Sunday, 19 August 2012

Introducing Culebra


Introducing Culebra
An elusive lizard (not seen since 1974) hides in a unique mountain ‘boulder’ forest, a couple of abandoned US tanks lie rusting on a paradisiacal beach, a sign on a shop door in the ‘capital’ Dewey reads ‘Open some days, closed others.’ Welcome to Culebra – the ­island that time forgot; mainland Puerto Rico’s weird, wonderful and distinctly wacky smaller cousin that lies glistening like a bejeweled Eden to the east.

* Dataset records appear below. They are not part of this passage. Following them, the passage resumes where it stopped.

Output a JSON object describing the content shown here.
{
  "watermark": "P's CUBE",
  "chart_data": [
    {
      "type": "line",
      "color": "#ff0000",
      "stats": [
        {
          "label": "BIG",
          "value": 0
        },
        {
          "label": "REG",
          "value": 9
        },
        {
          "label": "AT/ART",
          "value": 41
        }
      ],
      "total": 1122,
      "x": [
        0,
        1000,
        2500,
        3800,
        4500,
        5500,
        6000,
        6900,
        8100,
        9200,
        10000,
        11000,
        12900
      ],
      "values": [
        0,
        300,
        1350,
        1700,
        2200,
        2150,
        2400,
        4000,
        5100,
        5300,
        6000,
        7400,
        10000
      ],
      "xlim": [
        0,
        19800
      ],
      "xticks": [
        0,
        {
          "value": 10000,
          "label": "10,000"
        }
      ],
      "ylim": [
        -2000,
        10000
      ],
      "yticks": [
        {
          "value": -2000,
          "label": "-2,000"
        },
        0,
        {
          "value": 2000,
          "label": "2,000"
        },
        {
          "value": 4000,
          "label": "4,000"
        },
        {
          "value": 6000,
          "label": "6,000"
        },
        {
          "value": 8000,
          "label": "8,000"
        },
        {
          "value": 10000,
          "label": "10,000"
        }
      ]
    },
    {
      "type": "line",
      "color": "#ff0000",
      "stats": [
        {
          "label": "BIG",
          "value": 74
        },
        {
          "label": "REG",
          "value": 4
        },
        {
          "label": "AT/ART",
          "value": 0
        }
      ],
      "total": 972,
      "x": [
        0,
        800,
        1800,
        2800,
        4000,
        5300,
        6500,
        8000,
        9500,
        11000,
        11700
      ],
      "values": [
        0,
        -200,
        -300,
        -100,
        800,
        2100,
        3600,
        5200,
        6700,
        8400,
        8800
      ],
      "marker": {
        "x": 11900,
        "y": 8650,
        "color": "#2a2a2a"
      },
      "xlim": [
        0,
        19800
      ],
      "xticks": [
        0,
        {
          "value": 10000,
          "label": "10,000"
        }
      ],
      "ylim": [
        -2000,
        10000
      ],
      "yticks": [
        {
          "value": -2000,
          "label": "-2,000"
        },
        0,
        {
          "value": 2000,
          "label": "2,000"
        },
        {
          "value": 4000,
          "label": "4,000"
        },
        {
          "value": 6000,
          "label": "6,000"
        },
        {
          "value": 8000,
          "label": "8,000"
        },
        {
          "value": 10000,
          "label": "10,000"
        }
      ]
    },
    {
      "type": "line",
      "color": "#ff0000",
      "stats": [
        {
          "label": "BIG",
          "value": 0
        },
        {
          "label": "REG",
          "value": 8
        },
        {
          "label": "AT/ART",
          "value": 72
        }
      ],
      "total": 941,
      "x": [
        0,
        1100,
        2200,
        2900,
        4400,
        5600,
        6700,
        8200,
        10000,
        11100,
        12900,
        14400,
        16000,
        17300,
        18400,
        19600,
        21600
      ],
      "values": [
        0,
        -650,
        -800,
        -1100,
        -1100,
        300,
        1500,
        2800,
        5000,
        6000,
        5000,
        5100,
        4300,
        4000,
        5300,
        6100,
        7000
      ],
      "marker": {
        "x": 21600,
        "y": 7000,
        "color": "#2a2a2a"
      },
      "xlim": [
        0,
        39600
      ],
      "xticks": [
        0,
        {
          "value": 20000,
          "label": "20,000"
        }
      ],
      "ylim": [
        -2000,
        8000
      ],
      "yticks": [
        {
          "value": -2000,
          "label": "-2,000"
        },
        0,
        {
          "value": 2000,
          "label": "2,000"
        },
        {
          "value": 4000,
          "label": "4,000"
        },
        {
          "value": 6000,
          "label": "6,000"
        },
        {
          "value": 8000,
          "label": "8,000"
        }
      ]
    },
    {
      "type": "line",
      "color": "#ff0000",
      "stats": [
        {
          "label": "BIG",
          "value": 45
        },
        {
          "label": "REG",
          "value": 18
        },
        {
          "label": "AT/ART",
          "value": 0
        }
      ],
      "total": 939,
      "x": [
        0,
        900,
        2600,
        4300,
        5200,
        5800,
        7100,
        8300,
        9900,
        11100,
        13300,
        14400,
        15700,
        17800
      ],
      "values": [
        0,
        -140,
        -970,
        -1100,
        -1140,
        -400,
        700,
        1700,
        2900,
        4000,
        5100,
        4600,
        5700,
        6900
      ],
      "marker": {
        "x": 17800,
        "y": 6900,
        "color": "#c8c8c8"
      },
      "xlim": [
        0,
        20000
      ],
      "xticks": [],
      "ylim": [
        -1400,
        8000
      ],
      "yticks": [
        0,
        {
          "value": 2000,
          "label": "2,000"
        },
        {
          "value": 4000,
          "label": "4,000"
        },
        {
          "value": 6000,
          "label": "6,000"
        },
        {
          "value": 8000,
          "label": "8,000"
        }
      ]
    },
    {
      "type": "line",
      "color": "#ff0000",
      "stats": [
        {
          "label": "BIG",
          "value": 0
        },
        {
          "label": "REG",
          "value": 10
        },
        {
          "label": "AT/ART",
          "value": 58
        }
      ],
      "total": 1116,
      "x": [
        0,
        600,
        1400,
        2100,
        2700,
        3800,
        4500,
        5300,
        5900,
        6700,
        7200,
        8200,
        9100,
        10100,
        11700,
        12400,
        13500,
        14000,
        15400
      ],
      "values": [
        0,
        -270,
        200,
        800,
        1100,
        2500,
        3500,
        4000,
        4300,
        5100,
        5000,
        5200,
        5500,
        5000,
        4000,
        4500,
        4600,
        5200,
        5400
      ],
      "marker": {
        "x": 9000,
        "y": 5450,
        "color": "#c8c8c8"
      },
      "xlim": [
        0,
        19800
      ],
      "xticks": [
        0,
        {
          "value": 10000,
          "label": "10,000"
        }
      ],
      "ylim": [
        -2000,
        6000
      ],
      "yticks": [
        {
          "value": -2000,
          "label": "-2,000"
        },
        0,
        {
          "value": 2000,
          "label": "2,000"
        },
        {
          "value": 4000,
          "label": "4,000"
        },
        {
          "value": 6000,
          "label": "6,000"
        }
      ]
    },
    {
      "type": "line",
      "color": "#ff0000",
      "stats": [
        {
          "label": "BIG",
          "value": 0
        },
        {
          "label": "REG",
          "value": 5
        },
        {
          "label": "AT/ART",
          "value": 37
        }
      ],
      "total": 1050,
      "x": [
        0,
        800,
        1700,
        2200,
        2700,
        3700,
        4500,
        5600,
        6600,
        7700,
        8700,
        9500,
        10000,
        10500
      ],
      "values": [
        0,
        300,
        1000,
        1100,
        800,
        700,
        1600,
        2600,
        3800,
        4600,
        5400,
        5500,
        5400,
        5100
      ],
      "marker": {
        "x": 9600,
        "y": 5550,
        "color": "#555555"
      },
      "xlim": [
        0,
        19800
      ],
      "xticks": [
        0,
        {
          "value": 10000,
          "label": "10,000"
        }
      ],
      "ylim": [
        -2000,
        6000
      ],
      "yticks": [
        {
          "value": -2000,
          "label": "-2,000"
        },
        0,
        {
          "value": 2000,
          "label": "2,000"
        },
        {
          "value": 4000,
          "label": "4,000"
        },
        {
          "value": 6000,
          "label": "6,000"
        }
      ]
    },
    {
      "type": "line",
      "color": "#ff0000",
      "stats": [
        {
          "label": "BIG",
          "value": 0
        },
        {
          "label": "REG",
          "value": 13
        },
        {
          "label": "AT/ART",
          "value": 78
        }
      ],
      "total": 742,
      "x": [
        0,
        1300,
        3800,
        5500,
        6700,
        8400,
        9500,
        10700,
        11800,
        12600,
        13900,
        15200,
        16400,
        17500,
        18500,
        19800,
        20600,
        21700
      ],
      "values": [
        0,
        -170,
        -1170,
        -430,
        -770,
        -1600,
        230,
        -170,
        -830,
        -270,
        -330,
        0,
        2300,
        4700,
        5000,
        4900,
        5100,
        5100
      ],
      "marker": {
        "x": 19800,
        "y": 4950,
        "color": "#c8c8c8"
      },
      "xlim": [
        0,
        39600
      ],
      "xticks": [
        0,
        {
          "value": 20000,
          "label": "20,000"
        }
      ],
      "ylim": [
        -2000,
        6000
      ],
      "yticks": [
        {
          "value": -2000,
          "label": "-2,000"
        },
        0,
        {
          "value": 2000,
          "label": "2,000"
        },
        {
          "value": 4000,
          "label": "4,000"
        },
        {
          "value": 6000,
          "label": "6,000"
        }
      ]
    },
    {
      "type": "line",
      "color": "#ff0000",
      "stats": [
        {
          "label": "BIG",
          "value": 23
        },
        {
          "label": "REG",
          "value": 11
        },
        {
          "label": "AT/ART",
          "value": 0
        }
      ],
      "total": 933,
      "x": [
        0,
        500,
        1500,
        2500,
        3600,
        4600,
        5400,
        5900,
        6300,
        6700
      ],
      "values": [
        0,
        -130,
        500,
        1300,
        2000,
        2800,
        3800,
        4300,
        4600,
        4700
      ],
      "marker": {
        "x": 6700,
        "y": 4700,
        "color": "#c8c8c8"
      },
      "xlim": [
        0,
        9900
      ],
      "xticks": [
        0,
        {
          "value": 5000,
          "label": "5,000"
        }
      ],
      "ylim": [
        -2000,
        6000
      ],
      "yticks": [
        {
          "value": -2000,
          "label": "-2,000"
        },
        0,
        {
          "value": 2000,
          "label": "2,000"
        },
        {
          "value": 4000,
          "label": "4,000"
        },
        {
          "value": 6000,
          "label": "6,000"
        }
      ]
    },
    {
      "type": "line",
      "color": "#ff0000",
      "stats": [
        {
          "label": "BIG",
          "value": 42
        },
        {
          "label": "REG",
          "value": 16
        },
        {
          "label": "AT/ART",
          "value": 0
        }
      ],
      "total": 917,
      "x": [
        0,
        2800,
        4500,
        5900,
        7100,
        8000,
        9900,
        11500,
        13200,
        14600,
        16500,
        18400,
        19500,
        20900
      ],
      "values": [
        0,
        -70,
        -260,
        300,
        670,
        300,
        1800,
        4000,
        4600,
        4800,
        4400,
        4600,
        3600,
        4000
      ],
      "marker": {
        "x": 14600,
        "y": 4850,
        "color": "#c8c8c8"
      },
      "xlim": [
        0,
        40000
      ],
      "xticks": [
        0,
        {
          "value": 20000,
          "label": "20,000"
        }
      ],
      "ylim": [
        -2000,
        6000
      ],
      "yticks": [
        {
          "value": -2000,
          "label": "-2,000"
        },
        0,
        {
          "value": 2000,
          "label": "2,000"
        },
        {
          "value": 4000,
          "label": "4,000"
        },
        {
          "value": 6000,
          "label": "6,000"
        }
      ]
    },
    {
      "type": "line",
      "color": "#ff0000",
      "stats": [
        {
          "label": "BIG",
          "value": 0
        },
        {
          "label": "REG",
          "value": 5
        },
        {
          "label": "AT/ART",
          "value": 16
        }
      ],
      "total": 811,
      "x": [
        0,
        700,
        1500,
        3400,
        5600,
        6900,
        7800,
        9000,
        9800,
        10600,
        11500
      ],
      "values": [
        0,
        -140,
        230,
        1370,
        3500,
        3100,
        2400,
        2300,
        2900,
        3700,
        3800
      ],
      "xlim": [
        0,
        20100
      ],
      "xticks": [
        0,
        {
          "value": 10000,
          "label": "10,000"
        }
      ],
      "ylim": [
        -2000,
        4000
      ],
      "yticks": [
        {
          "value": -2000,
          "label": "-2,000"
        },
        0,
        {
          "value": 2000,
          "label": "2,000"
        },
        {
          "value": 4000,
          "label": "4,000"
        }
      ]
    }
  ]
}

Long feted for its diamond dust beaches and world-class diving reefs, sleepy Culebra is probably more famous for what it hasn’t got than for what it actually possesses. There are no big hotels here, no golf courses, no casinos, no fast-food chains, no rush-hour traffic, no postmodern stress and no problemas, amigo. Situated 17 miles to the east of mainland Puerto Rico, but inhabiting an entirely different planet culturally speaking, the island’s peculiar brand of off-beat charm can sometimes take a bit of getting used to. Don’t expect open-armed cordiality here. Culebran friendliness is of the more backwards-coming-forwards variety. Home to rat-race dropouts, earnest idealists, solitude seekers, myriad eccentrics, and anyone else who can’t quite get their heads around the manic intricacies of modern life, the island is the ultimate ‘riddle wrapped up in a mystery inside an enigma.’ Among the traveling fraternity, it has long inspired a religiouslike devotion in some, and head-scratching bafflement in others. There’s but one binding thread – the place is jaw-droppingly beautiful.